AI – O Brasil teve um processo eleitoral extremamente polarizado, possivelmente deixando feridas na sua população. Eleito o presidente o senhor acredita que isso será plenamente superado e o país retoma o seu ritmo de crescimento econômico?

Lang – O país está dividido há muito tempo, não acredito que as feridas se curem totalmente. A polarização vai depender da forma como o novo governo vai se comportar. Temas polêmicos como a reforma da Previdência são muito sensíveis e podem acirrar os ânimos novamente. Acredito que a economia vai seguir em ritmo lento também em 2019. Para incentivar investimentos, o governo federal precisa aumentar a oferta de crédito a juros menores, mas não há recursos para isso. Muito provavelmente o novo governo vai insistir em aumentar a arrecadação para melhorar seu caixa.

 

AI – Nos últimos 15 anos o Brasil não fechou nenhum acordo comercial importante, enquanto o mundo seguiu firmando acordos bilaterais e formação de acordos comerciais como o TPP, que envolve países banhados pelo oceano Pacífico. Para o agronegócio brasileiro, como o Brasil deve se posicionar no comércio internacional?

Lang – O Brasil precisa aproveitar o potencial de produção em grande escala, tanto de grãos quanto de carnes, para ganhar mercados. Precisamos avançar em questões de sanidade, melhorando ainda mais a segurança alimentar dos produtos para exportação. Não podemos dar tiro no próprio pé superdimensionando problemas que podemos resolver internamente, sem escândalos. Entendo que nossa diplomacia comercial não pode se deixar guiar por ideologias. Temos que oferecer os produtos que os clientes quiserem, desde que nos seja rentável, independentemente da ideologia do país.

 

AI – Como o senhor projeto o ano de 2019 para o agronegócio e o Brasil em geral?

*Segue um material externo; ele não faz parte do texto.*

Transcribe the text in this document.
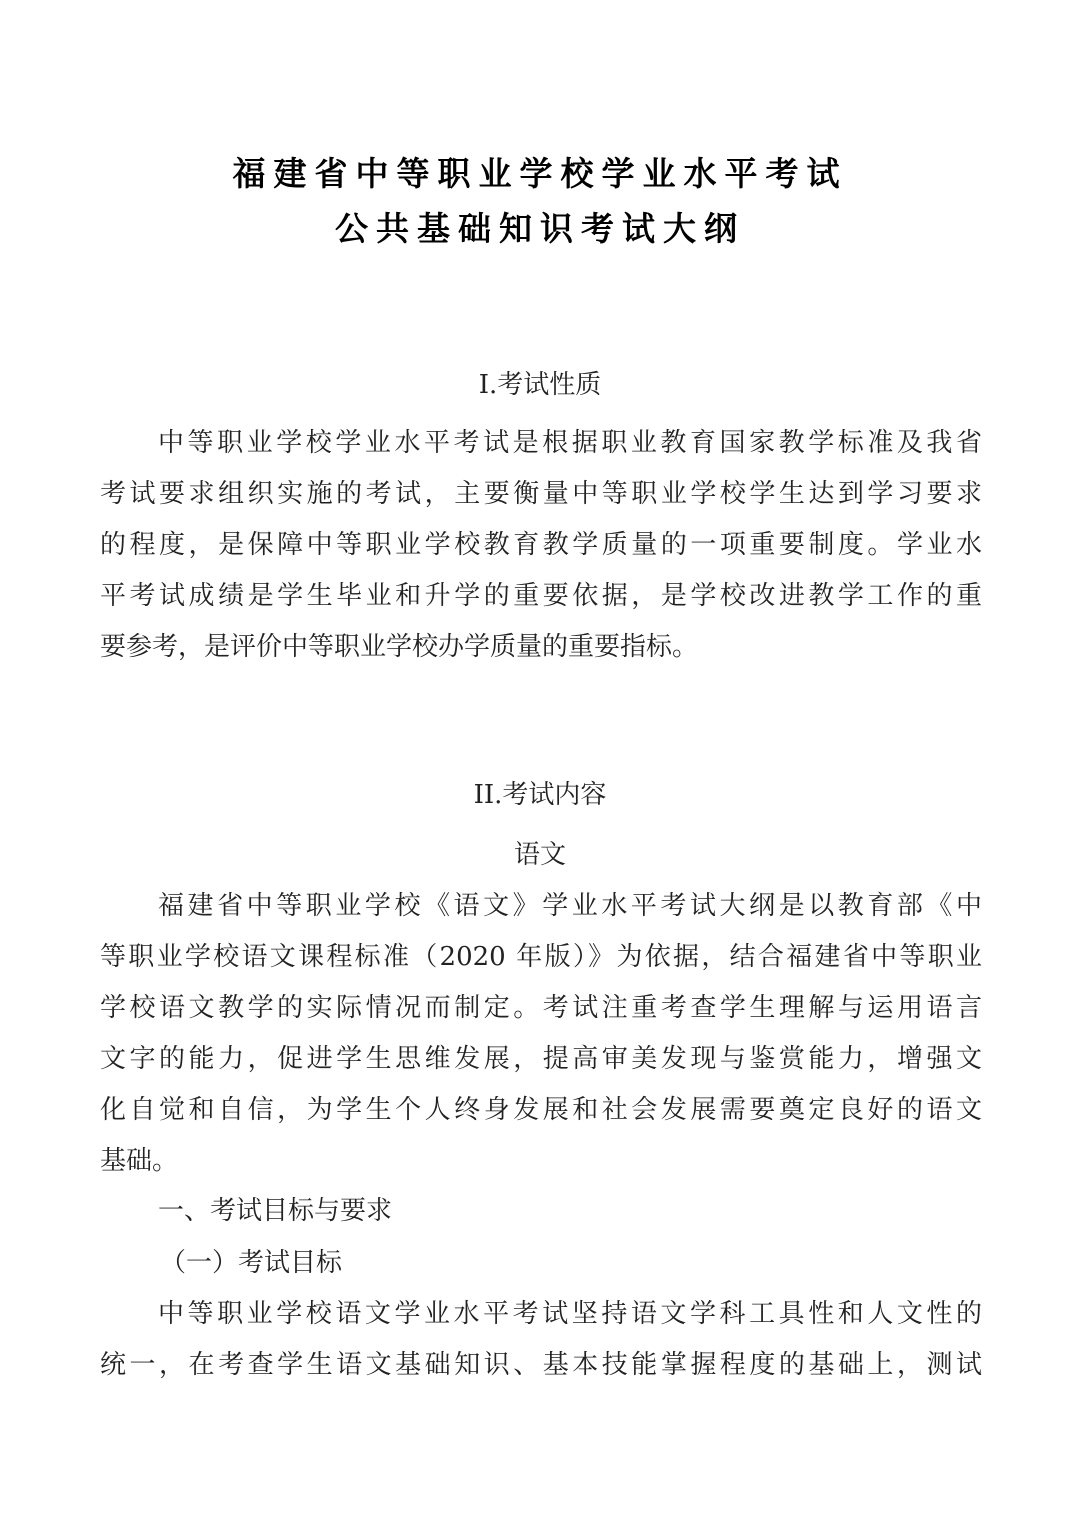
福建省中等职业学校学业水平考试
公共基础知识考试大纲
I.考试性质
中等职业学校学业水平考试是根据职业教育国家教学标准及我省
考试要求组织实施的考试，主要衡量中等职业学校学生达到学习要求
的程度，是保障中等职业学校教育教学质量的一项重要制度。学业水
平考试成绩是学生毕业和升学的重要依据，是学校改进教学工作的重
要参考，是评价中等职业学校办学质量的重要指标。
II.考试内容
语文
福建省中等职业学校《语文》学业水平考试大纲是以教育部《中
等职业学校语文课程标准（2020 年版）》为依据，结合福建省中等职业
学校语文教学的实际情况而制定。考试注重考查学生理解与运用语言
文字的能力，促进学生思维发展，提高审美发现与鉴赏能力，增强文
化自觉和自信，为学生个人终身发展和社会发展需要奠定良好的语文
基础。
一、考试目标与要求
（一）考试目标
中等职业学校语文学业水平考试坚持语文学科工具性和人文性的
统一，在考查学生语文基础知识、基本技能掌握程度的基础上，测试
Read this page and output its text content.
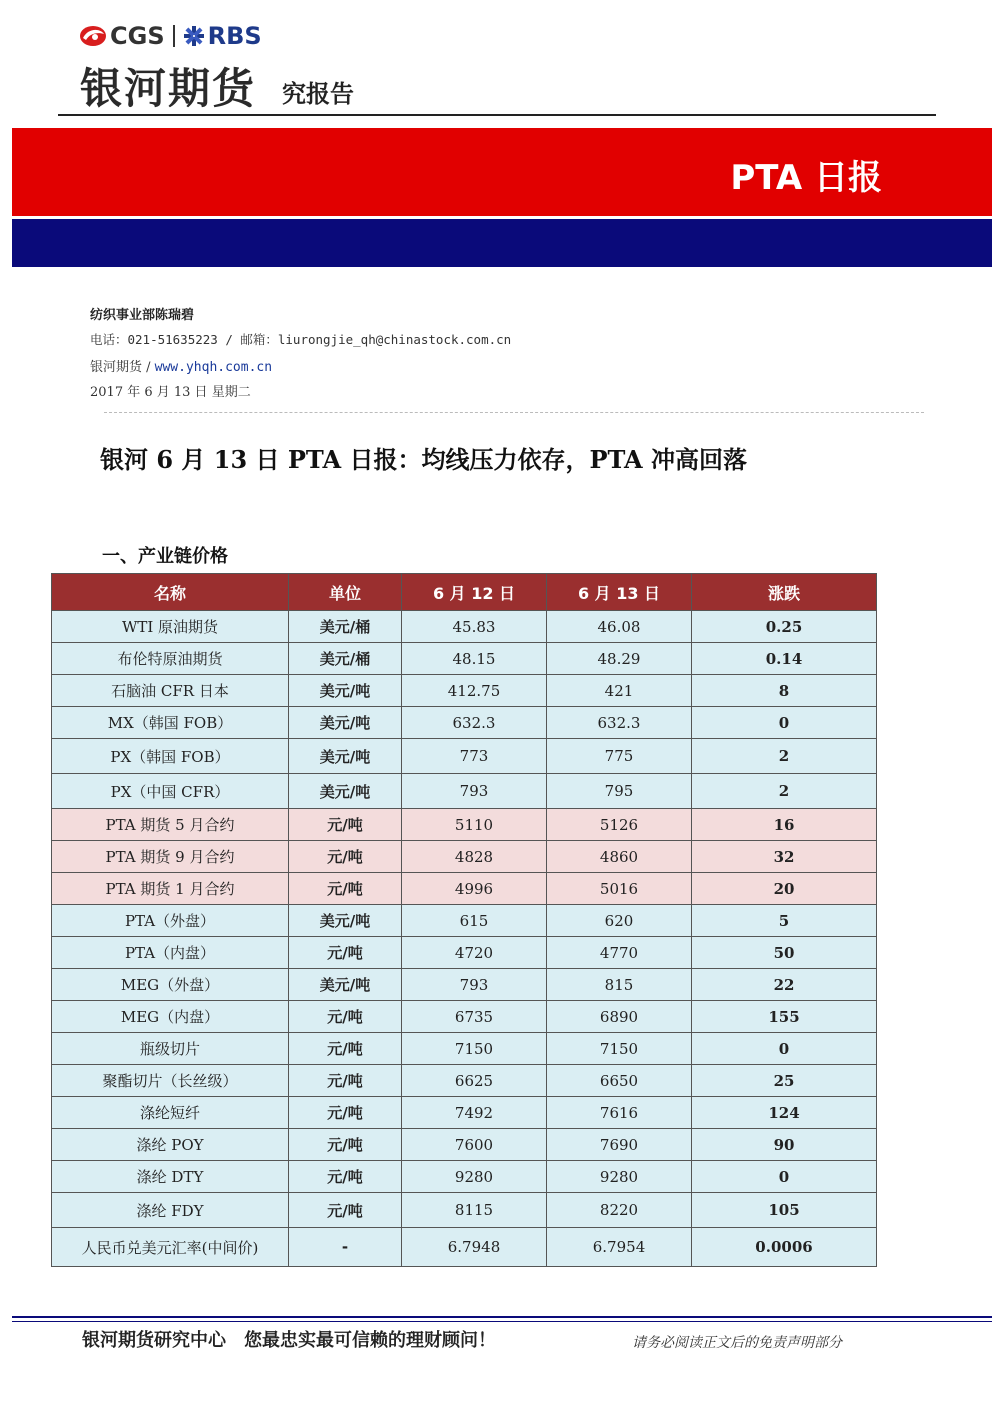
CGS RBS
银河期货 究报告
PTA 日报
纺织事业部陈瑞碧
电话：021-51635223 / 邮箱：liurongjie_qh@chinastock.com.cn
银河期货 / www.yhqh.com.cn
2017 年 6 月 13 日 星期二
银河 6 月 13 日 PTA 日报：均线压力依存，PTA 冲高回落
一、产业链价格
名称	单位	6 月 12 日	6 月 13 日	涨跌
WTI 原油期货	美元/桶	45.83	46.08	0.25
布伦特原油期货	美元/桶	48.15	48.29	0.14
石脑油 CFR 日本	美元/吨	412.75	421	8
MX（韩国 FOB）	美元/吨	632.3	632.3	0
PX（韩国 FOB）	美元/吨	773	775	2
PX（中国 CFR）	美元/吨	793	795	2
PTA 期货 5 月合约	元/吨	5110	5126	16
PTA 期货 9 月合约	元/吨	4828	4860	32
PTA 期货 1 月合约	元/吨	4996	5016	20
PTA（外盘）	美元/吨	615	620	5
PTA（内盘）	元/吨	4720	4770	50
MEG（外盘）	美元/吨	793	815	22
MEG（内盘）	元/吨	6735	6890	155
瓶级切片	元/吨	7150	7150	0
聚酯切片（长丝级）	元/吨	6625	6650	25
涤纶短纤	元/吨	7492	7616	124
涤纶 POY	元/吨	7600	7690	90
涤纶 DTY	元/吨	9280	9280	0
涤纶 FDY	元/吨	8115	8220	105
人民币兑美元汇率(中间价)	-	6.7948	6.7954	0.0006
银河期货研究中心　您最忠实最可信赖的理财顾问！	请务必阅读正文后的免责声明部分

Lang – Temos uma perspectiva de El Niño para a safra de verão que, caso se confirme, pode representar bons níveis de produtividade, de forma geral. Isso é fundamental para manter o produtor capitalizado e para estimular a venda de máquinas. No caso das carnes, vai depender da taxa de câmbio. Agora no segundo semestre ampliamos as exportações de carne de frango aproveitando a alta do dólar. Isso foi muito importante para diminuir a oferta do produto no mercado interno, onde o consumo ainda é baixo devido aos altos índices de desemprego. Acredito em uma recuperação ainda lenta da economia, até mesmo porque poucas empresas estão investindo. Além do baixo nível de consumo, o crédito está muito caro para investimentos se levarmos em conta os índices de inflação. Aliás, essa é uma das principais questões que o novo governo deve dedicar atenção. Ampliar a oferta de crédito a um custo menor.